The problem, Reid said, were the “riders,” or policy provisions that effectively target specific agencies or programs, that House Republicans wanted included in a deal.
“In the presence of the president of the United States, we went through those that they, the Republicans, felt were most important,” Reid said. “They were all resolved, except the rider dealing with Planned Parenthood.”
Planned Parenthood is the nation’s largest abortion provider. The organization receives millions of federal dollars for non-abortion services for low-income people, including breast exams and Pap smears, cholesterol and blood pressure screenings, family planning and contraceptives.
But conservatives have questioned the integrity of the group, and argued that — even if federal funding doesn’t pay for abortions — it frees up other money that could.
In lieu of a provision defunding Planned Parenthood, Republicans this week proposed an alternative that would change the way federal Title X funding for women’s health programs is distributed, according to senior congressional aides.
Currently, Title X funding is provided in federal grants to women’s health organizations, including Planned Parenthood. Under the Republicans’ alternative proposal, federal Title X funds would be sent to states in the form of block grants and it would be up to state governments to distribute those funds to health groups.

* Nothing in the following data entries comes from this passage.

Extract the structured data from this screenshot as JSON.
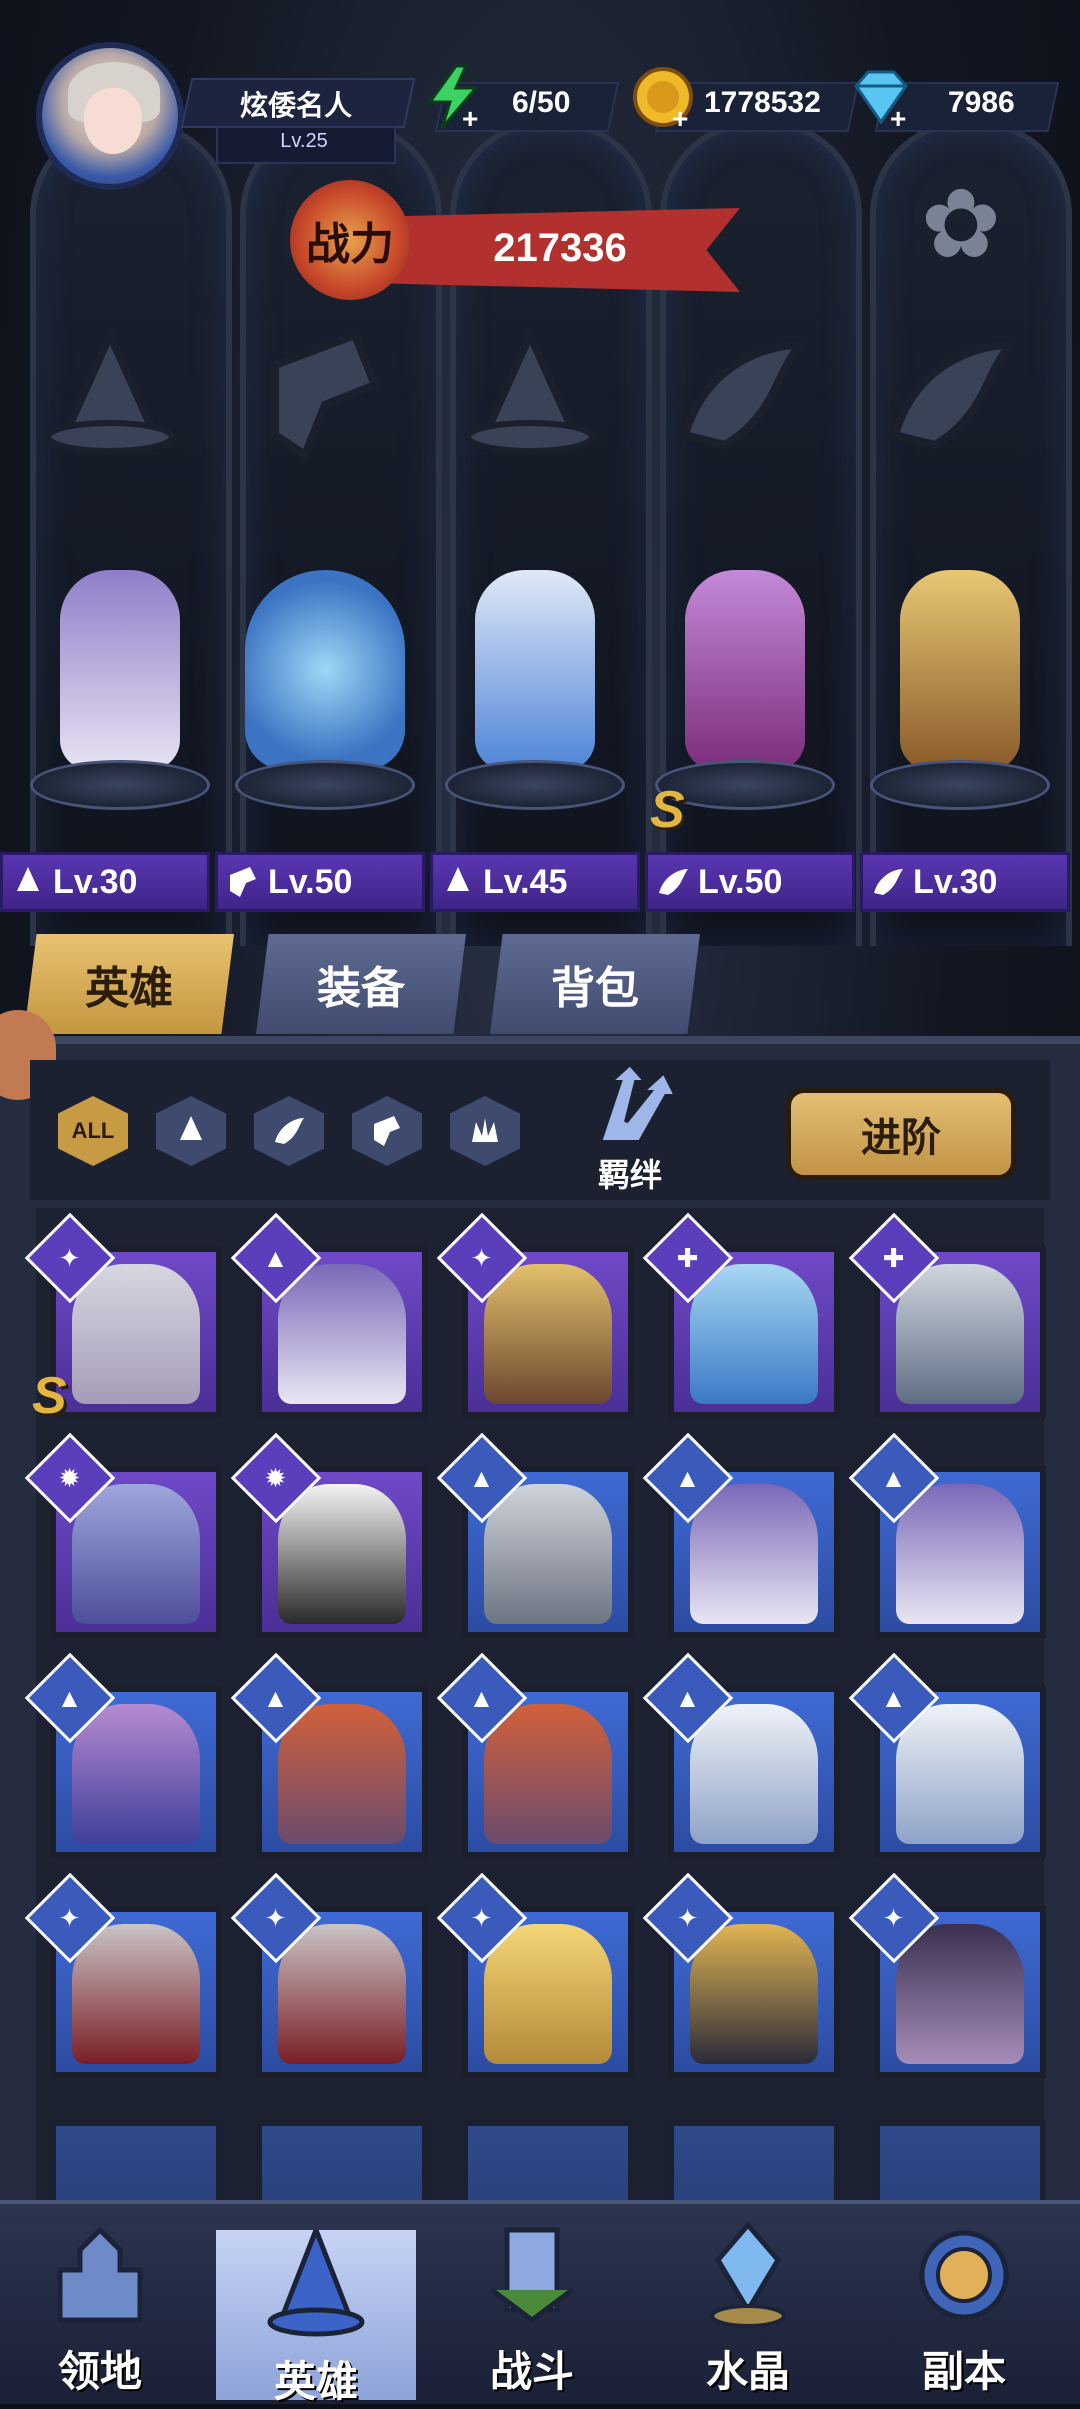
{
  "player": {
    "name": "炫倭名人",
    "level": "Lv.25"
  },
  "resources": {
    "energy": "6/50",
    "gold": "1778532",
    "gems": "7986"
  },
  "power": {
    "label": "战力",
    "value": "217336"
  },
  "lineup": [
    {
      "level": "Lv.30",
      "class_icon": "mage-hat-icon"
    },
    {
      "level": "Lv.50",
      "class_icon": "wrench-icon"
    },
    {
      "level": "Lv.45",
      "class_icon": "mage-hat-icon"
    },
    {
      "level": "Lv.50",
      "class_icon": "wing-icon"
    },
    {
      "level": "Lv.30",
      "class_icon": "wing-icon"
    }
  ],
  "tabs": [
    "英雄",
    "装备",
    "背包"
  ],
  "filters": {
    "all": "ALL",
    "bond": "羁绊"
  },
  "advance_button": "进阶",
  "s_rank": "S",
  "nav": [
    "领地",
    "英雄",
    "战斗",
    "水晶",
    "副本"
  ],
  "colors": {
    "tab_active": "#e3bf74",
    "level_tag": "#5a36b2",
    "card_purple": "#6f49c8",
    "card_blue": "#3f6ad4",
    "power_banner": "#b2302e"
  }
}
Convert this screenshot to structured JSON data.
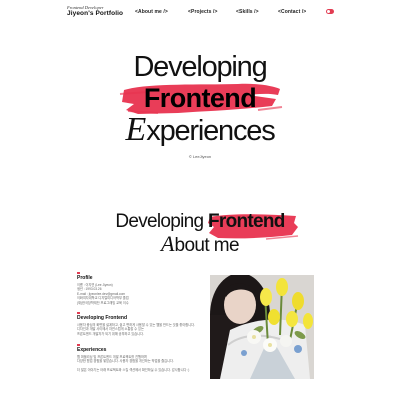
{
  "header": {
    "brand_sub": "Frontend Developer",
    "brand_name": "Jiyeon's Portfolio",
    "nav": [
      "<About me />",
      "<Projects />",
      "<Skills />",
      "<Contact />"
    ]
  },
  "hero": {
    "line1": "Developing",
    "line2": "Frontend",
    "line3_cap": "E",
    "line3_rest": "xperiences",
    "credit": "© LeeJiyeon"
  },
  "about": {
    "heading_plain": "Developing ",
    "heading_bold": "Frontend",
    "heading2_cap": "A",
    "heading2_rest": "bout me",
    "sections": [
      {
        "title": "Profile",
        "lines": [
          "이름 : 이지연 (Lee Jiyeon)",
          "생년 : 1993.03.26",
          "E-mail : jiyeonlee.dev@gmail.com",
          "이화여자대학교 디지털미디어학부 졸업",
          "(재)한국장학재단 프로그래밍 교육 이수"
        ]
      },
      {
        "title": "Developing Frontend",
        "lines": [
          "사용자 중심의 화면을 설계하고, 쉽고 편하게 사용할 수 있는 웹을 만드는 것을 좋아합니다.",
          "디자인과 개발 사이에서 자연스럽게 소통할 수 있는",
          "프론트엔드 개발자가 되기 위해 공부하고 있습니다."
        ]
      },
      {
        "title": "Experiences",
        "lines": [
          "웹 퍼블리싱 및 프론트엔드 개발 프로젝트를 진행하며",
          "다양한 협업 경험을 쌓았습니다. 사용자 경험을 개선하는 작업을 즐깁니다."
        ]
      }
    ],
    "footnote": "더 많은 이야기는 아래 프로젝트와 스킬 섹션에서 확인하실 수 있습니다. 감사합니다 :)"
  },
  "colors": {
    "accent": "#e23c52",
    "brush": "#e8334f",
    "text": "#111111"
  },
  "icons": [
    "theme-toggle-icon"
  ]
}
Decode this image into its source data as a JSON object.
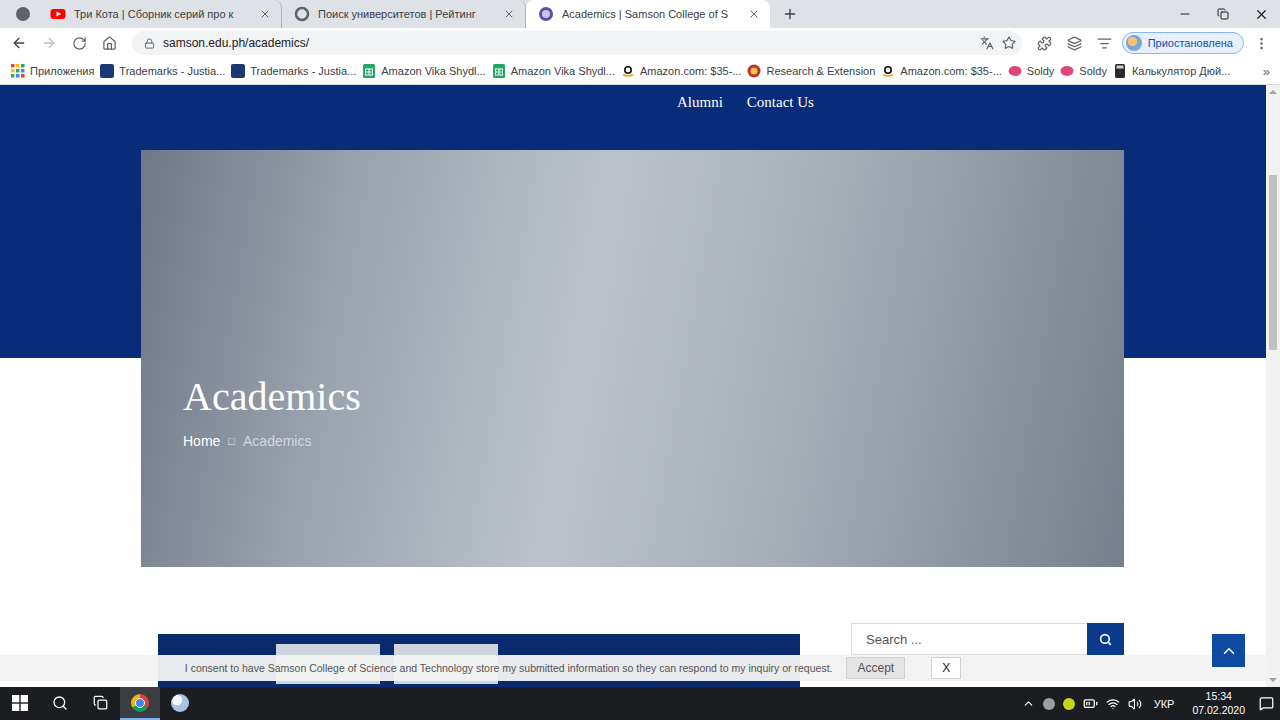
{
  "browser": {
    "tabs": [
      {
        "label": "Три Кота | Сборник серий про к",
        "kind": "youtube",
        "selected": false
      },
      {
        "label": "Поиск университетов | Рейтинг",
        "kind": "globe",
        "selected": false
      },
      {
        "label": "Academics | Samson College of S",
        "kind": "college",
        "selected": true
      }
    ],
    "address": "samson.edu.ph/academics/",
    "bookmarked": false,
    "profile": "Приостановлена",
    "bookmarks": [
      {
        "label": "Приложения",
        "kind": "apps"
      },
      {
        "label": "Trademarks - Justia...",
        "kind": "justia"
      },
      {
        "label": "Trademarks - Justia...",
        "kind": "justia"
      },
      {
        "label": "Amazon Vika Shydl...",
        "kind": "sheets"
      },
      {
        "label": "Amazon Vika Shydl...",
        "kind": "sheets"
      },
      {
        "label": "Amazon.com: $35-...",
        "kind": "amazon"
      },
      {
        "label": "Research & Extension",
        "kind": "research"
      },
      {
        "label": "Amazon.com: $35-...",
        "kind": "amazon"
      },
      {
        "label": "Soldy",
        "kind": "soldy"
      },
      {
        "label": "Soldy",
        "kind": "soldy"
      },
      {
        "label": "Калькулятор Дюй...",
        "kind": "calc"
      }
    ],
    "bookmarks_more": "»"
  },
  "page": {
    "nav": [
      {
        "label": "Alumni"
      },
      {
        "label": "Contact Us"
      }
    ],
    "hero": {
      "title": "Academics",
      "breadcrumb": [
        {
          "label": "Home",
          "current": false
        },
        {
          "label": "Academics",
          "current": true
        }
      ],
      "separator": "□"
    },
    "search": {
      "placeholder": "Search ..."
    },
    "cookie": {
      "text": "I consent to have Samson College of Science and Technology store my submitted information so they can respond to my inquiry or request.",
      "accept": "Accept",
      "close": "X"
    }
  },
  "taskbar": {
    "apps": [
      {
        "kind": "chrome",
        "selected": true
      },
      {
        "kind": "paint",
        "selected": false
      }
    ],
    "language": "УКР",
    "time": "15:34",
    "date": "07.02.2020"
  }
}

With the impasse unresolved, Boehner urged the Senate and Obama to approve a one-week budget extension that passed the GOP-controlled House on Thursday. It includes full funding for the Defense Department as well as $12 billion in cuts to other agencies.
But the measure has no chance of passing the Democratic-controlled Senate, in part because it contains a restriction on funding for abortions in the District. Obama has said he would veto the legislation.
Reid said he would propose his own measure to fund the government for one week more. If Senate Republicans filibuster Reid’s bill, and the government shuts down, Democrats will be able to blame the GOP.
The fight appears to have come down to a test of political will between Boehner on one side and Reid and Obama on the other. Neither side wants to be perceived as the one who caves. And both see an advantage in waiting until the last minute to strike an agreement.
But what if the two sides miscalculate, and a shutdown comes?
Both lawmakers and the White House could be tarred with an even more damaging perception: These are the people who couldn’t manage to keep the government open.
Democrats and Republicans are both eager to move past this argument and get to other disagreements with far greater impact, including debates over whether to allow the U.S. Treasury to borrow money beyond the current $14.3 trillion debt limit and over the GOP’s ambitious proposed budget for 2012.
Congressional leaders consider the current talks a dry run for the battles to come.
“Understand that this process that we’re in is likely to be repeated a number of times this year,” Boehner told reporters Thursday. “I think everyone is taking their time, trying to get this right.”
Staff writer Perry Bacon Jr. contributed to this report.